Editor in Chief: Moh. Reza Huwaida Sunday, May 31st, 2020

Night Raid Strategy: Needs a Rethinking

The number of night raids in Afghanistan by coalition and US Special Forces reaches thousands every year. The military officials deem it a very effective tactic to kill or capture terrorists. But President Hamid Karzi thinks the other way. Karzai not only denies the presence of militants in the districts of Afghanistan but also pronounces the night raids by NATO as ineffective.

He has urged the US, time and again, to stop such operations and go after militants on the other side of the Afghan border. Nonetheless, the raids against the insurgents continue day and night.

Although 31 soldiers belonging to US Special Forces along with 6 Afghan commandos and an interpreter were killed during a night operation in Maidan Wardak province a month ago, night raids have not stopped.
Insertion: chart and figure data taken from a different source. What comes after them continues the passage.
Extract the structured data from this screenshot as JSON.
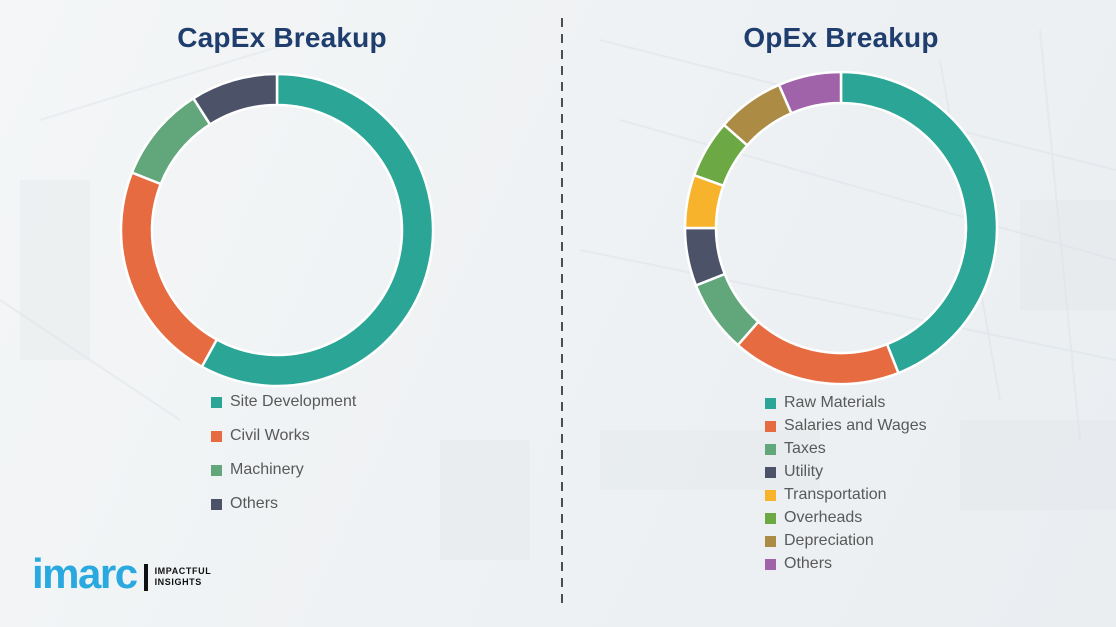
{
  "chart_data": [
    {
      "type": "donut",
      "title": "CapEx Breakup",
      "labels": [
        "Site Development",
        "Civil Works",
        "Machinery",
        "Others"
      ],
      "values": [
        58,
        23,
        10,
        9
      ],
      "value_unit": "percent (estimated from arc angles, no numeric labels shown)",
      "colors": [
        "#2BA696",
        "#E76B41",
        "#62A77C",
        "#4C5268"
      ],
      "start_angle_deg": 0,
      "direction": "clockwise",
      "legend_position": "below-chart-left"
    },
    {
      "type": "donut",
      "title": "OpEx Breakup",
      "labels": [
        "Raw Materials",
        "Salaries and Wages",
        "Taxes",
        "Utility",
        "Transportation",
        "Overheads",
        "Depreciation",
        "Others"
      ],
      "values": [
        44,
        17.5,
        7.5,
        6,
        5.5,
        6,
        7,
        6.5
      ],
      "value_unit": "percent (estimated from arc angles, no numeric labels shown)",
      "colors": [
        "#2BA696",
        "#E76B41",
        "#62A77C",
        "#4C5268",
        "#F7B32B",
        "#6CA843",
        "#AC8C45",
        "#A062A8"
      ],
      "start_angle_deg": 0,
      "direction": "clockwise",
      "legend_position": "below-chart-left"
    }
  ],
  "branding": {
    "logo_text": "imarc",
    "tagline_line1": "IMPACTFUL",
    "tagline_line2": "INSIGHTS",
    "logo_color": "#29A9E0"
  },
  "styles": {
    "title_color": "#1F3E6E",
    "legend_text_color": "#595959",
    "separator_color": "#4D4D4D",
    "donut_gap_color": "#FFFFFF"
  }
}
But now the US should really ponder over whether its night raids that were intensified during ex NATO commander, General David Patreaus's term, are effective in counterinsurgency war or not.

US-based institution, The Open Society Foundations said in a report published Monday that NATO-led night operations are making the military alliance unpopular in Afghanistan and that 'security is at its worst level' since the ousting of Taliban regime in 2001.

"Mass detention operations, holding the entire village for questioning on site for prolonged period of time may violate international prohibitions against indiscriminate detention," it said.

Unaccustomed to Afghan customs, the coalition forces have made several mistakes in the last ten years that have resulted in the deaths of civilians. According to Afghan public, search of houses during military operations by foreign troops is against the culture of Afghanistan.

Therefore they demand that search activities should be performed by Afghan National Army (ANA). ANA is well aware of how to treat families and keep the respect for women.

While the UN has blamed NATO and US forces for causing increasing civilian deaths due with airstrikes and night raids.

Civilian deaths from airstrikes increased 14 per cent during the first six months of the year, a UN report said in July. Civilian deaths from ground combat also increased by 36 per cent. The night raid strategy needs a rethinking.